A Sermon (No. 405) Delivered on Sunday Morning, August the 18th, 1861 by the Rev. C. H. Spurgeon, at the Metropolitan Tabernacle, Newington.
Tell ye the daughter of Sion, Behold, thy King cometh unto thee, meek, and sitting upon an ass, and a colt the foal of an ass. (Matthew 21:5)
We have read the chapter from which our text is taken; let me now rehearse the incident in your hearing. There was an expectation upon the popular mind of the Jewish people, that Messiah was about to come. They expected him to be a temporal prince, one who would make war upon the Romans and restore to the Jews their lost nationality. There were many who, though they did not believe in Christ with a spiritual faith, nevertheless hoped that perhaps he might be to them a great temporal deliverer, and we read that on one or two occasions they would have taken him and made him a king, but that he hid himself.
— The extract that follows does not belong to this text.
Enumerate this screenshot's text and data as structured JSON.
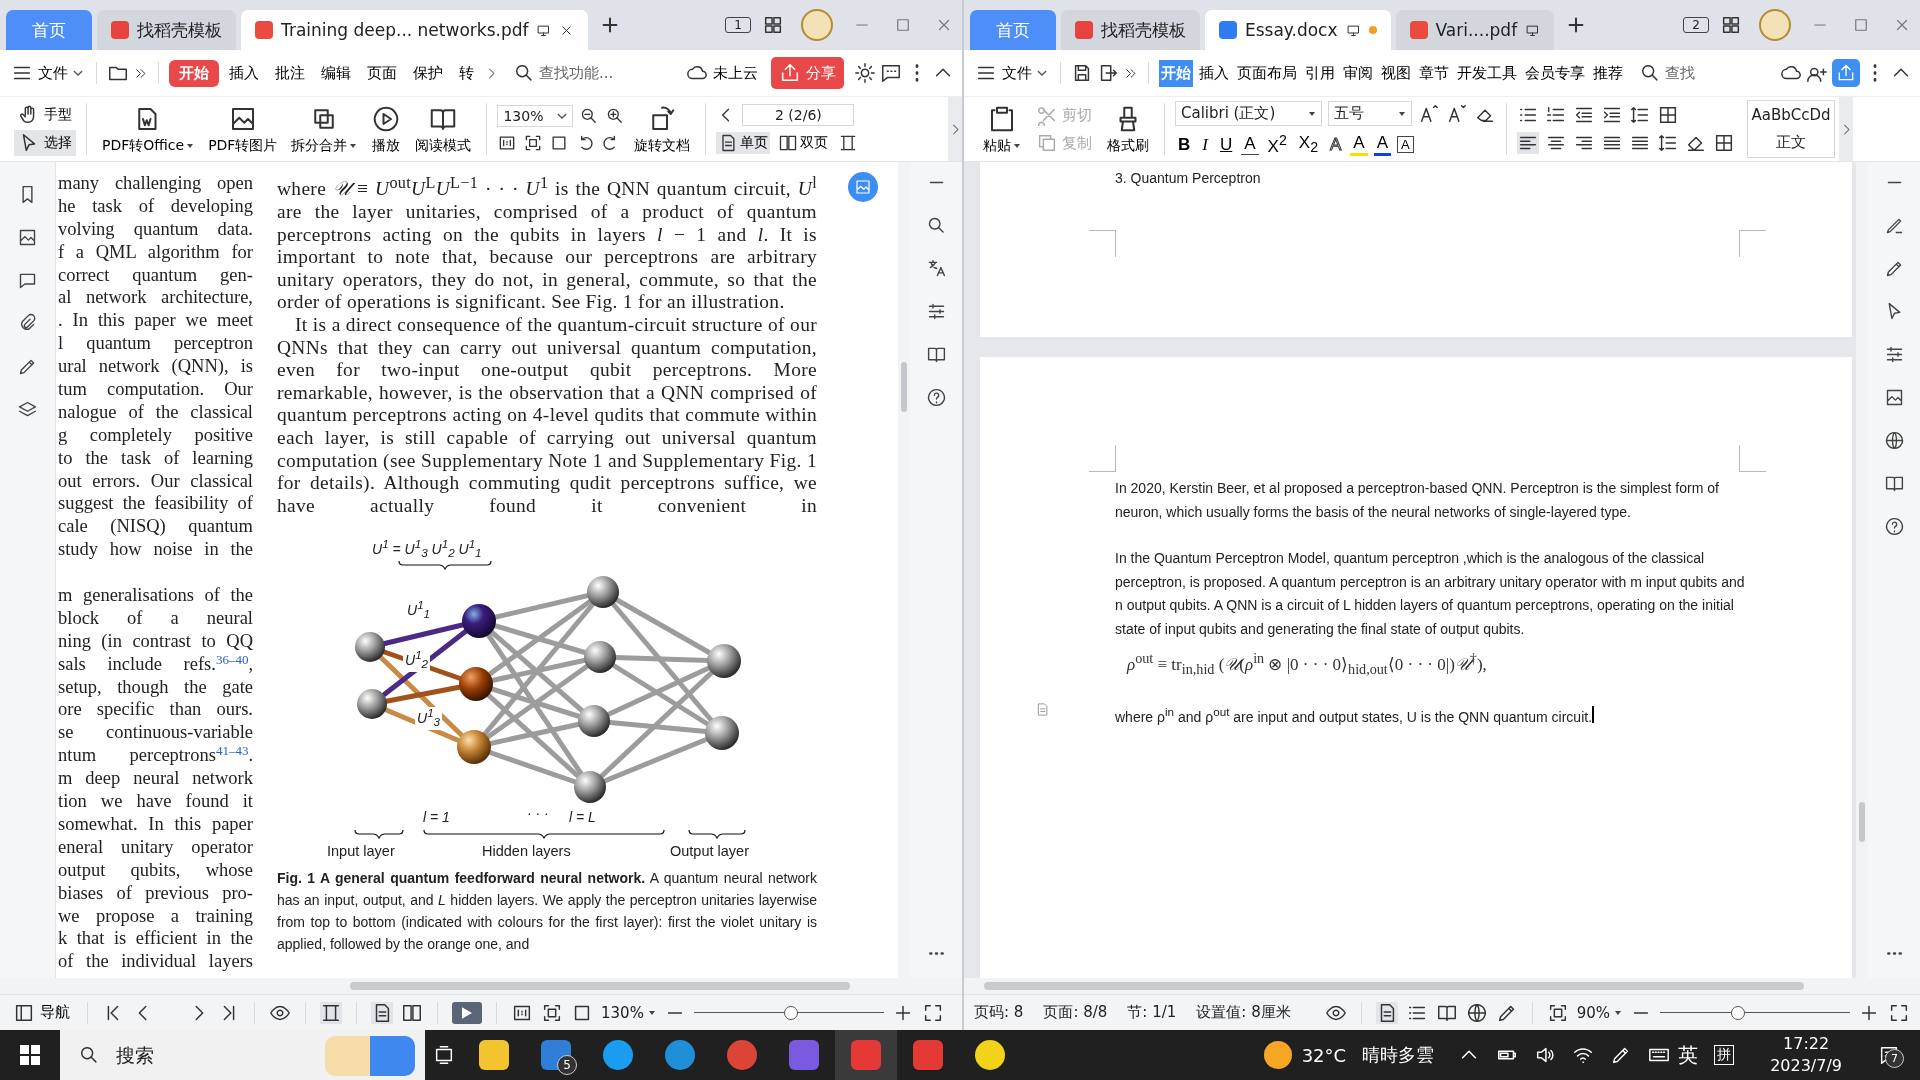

There was an anxious desire that somebody or other should lift the standard of rebellion and lead the people against their oppressors. Seeing the mighty things which Christ did, the wish was father to the thought, and they imagined that He might probably restore to Israel the kingdom and set them free. The Saviour at length saw that it was coming to a crisis. For him it must either be death for having disappointed popular expectation, or else he must yield to the wishes of the people, and be made a king.